‘Go Modi Go’ slogans greet Modi in Kolkata

By News Report
January 13, 2020

KOLKATA: As Indian Prime Minister Narendra Modi began his two-day visit to Kolkata on Saturday, the city erupted in protests against the Citizenship Amendment Act (CAA) and the National Register of Citizens.

Demonstrations were held across the capital city with posters of “Go Back Modi” and black flags flashed at multiple locations. The protests continued even as the prime minister carried on with the events scheduled for his visit.

West Bengal Chief Minister Mamata Banerjee met the prime minister on Saturday and asked him to reconsider the decision to implement the citizenship law, reports the international media.

Black flags and angry chants greeted Modi on arrival, but nicety was not entirely abandoned as Chief Minister Mamata Banerjee shared dais with him while remaining insistent on annulment of the new citizenship law.

Students, mostly affiliated to the Congress and theLeft parties, continued protests here for the second consecutive day on Sunday against the amended citizenship act, despite PM Narendra Modi's assurance that the new law would not harm the interests of any citizen.
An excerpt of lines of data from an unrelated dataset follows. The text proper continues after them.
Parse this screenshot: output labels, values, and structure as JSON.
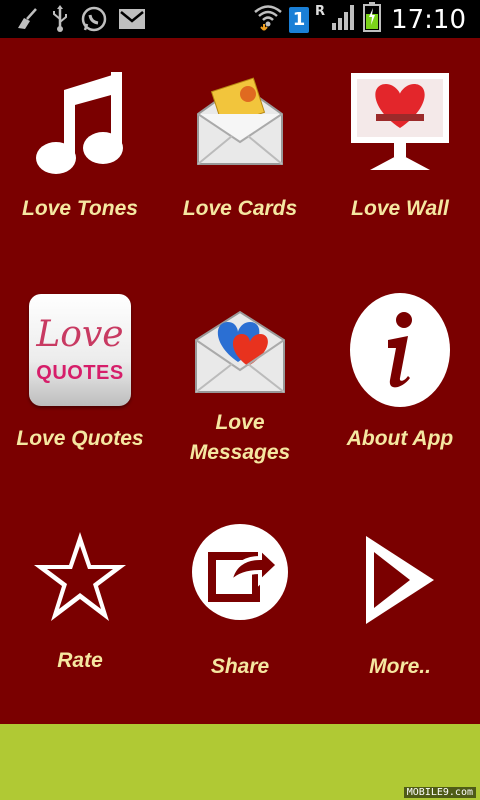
{
  "status_bar": {
    "time": "17:10",
    "sim_slot": "1",
    "roaming": "R",
    "icons": [
      "cleanup-icon",
      "usb-icon",
      "whatsapp-icon",
      "email-icon",
      "wifi-icon",
      "signal-icon",
      "battery-icon"
    ],
    "colors": {
      "background": "#000000",
      "icon": "#bfbfbf",
      "battery_fill": "#7bd21a",
      "sim": "#1a7fd6"
    }
  },
  "menu": {
    "love_tones": "Love Tones",
    "love_cards": "Love Cards",
    "love_wall": "Love Wall",
    "love_quotes": "Love Quotes",
    "love_messages_line1": "Love",
    "love_messages_line2": "Messages",
    "about_app": "About App",
    "rate": "Rate",
    "share": "Share",
    "more": "More.."
  },
  "quotes_icon": {
    "line1": "Love",
    "line2": "QUOTES"
  },
  "ad_banner": {
    "watermark": "MOBILE9.com"
  },
  "colors": {
    "background": "#7a0000",
    "label": "#f5e7a1",
    "ad_bar": "#b0c934"
  }
}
Activists, who hit the streets on Saturday with placards that read 'Modi go back' and 'Down with BJP', continued their sit-in all night at Esplanade area in the state capital, insisting that their agitation would continue till the prime minister leaves the city.

Some of them also staged protests at several vantage points here since morning, raising slogans against the prime minister and Union Home Minister Amit Shah for bringing in the "divisive" law.

Dispelling fears over the Citizenship (Amendment) Act, Modi said earlier in the day that a section of the youth was being misguided about the law and asserted that it would not take away anybody's citizenship.

Fresh demonstrations were planned for Sunday in New Delhi, and northern state of Uttar Pradesh, where the largest number of deaths have occurred. In most places, the demonstrations have been joined by people of all faiths, but Uttar Pradesh is a tinder-box for communal tensions between Hindus and Muslims, and authorities there have shut internet and mobile messaging services to prevent the circulation of inflammatory material.

More than 1,500 protesters have been arrested across India in the past 10 days, additionally, some 4,000 people have been detained and then released, the officials said. At least 25 people have died in almost two weeks of demonstrations and violence after Modi´s government passed the law criticised as anti-Muslim. More protests took place on Sunday.

The demonstrations have been largely peaceful but protesters have also hurled rocks and torched vehicles, while heavy-handed police tactics including the storming of a Delhi university a week ago have fuelled anger.

Tens of thousands of protesters gathered late Saturday in the southern city of Hyderabad. Other protests took place on Sunday, including in Jaipur and Mumbai. Another in favour of the law was held in Bangalore.

Authorities have imposed emergency laws, blocked internet access -- a common tactic in India -- and shut down shops in sensitive areas across the country in an attempt to contain the unrest.

More than 7,500 people have either been detained under emergency laws or arrested for rioting, according to state officials, with 5,000 in Uttar Pradesh state alone where 17 people have been killed.

Some 500 people have also been injured in Uttar Pradesh including 263 police, while two people were shot dead in the southern state of Karnataka and six died in Assam in the northeast last week.

In Assam, opponents of the legislation fear it will enable large numbers of Bengali-speaking immigrants, many of whom are Hindu, to settle there.

But elsewhere, opponents say the law has made religion a test for citizenship ahead of a nationwide register that Modi wants to carry out by 2024 to remove all "infiltrators". Criticism has also fallen on police, who have been accused of using disproportionate force, using baton charges, and tear gas, and entering university campuses and assaulting students.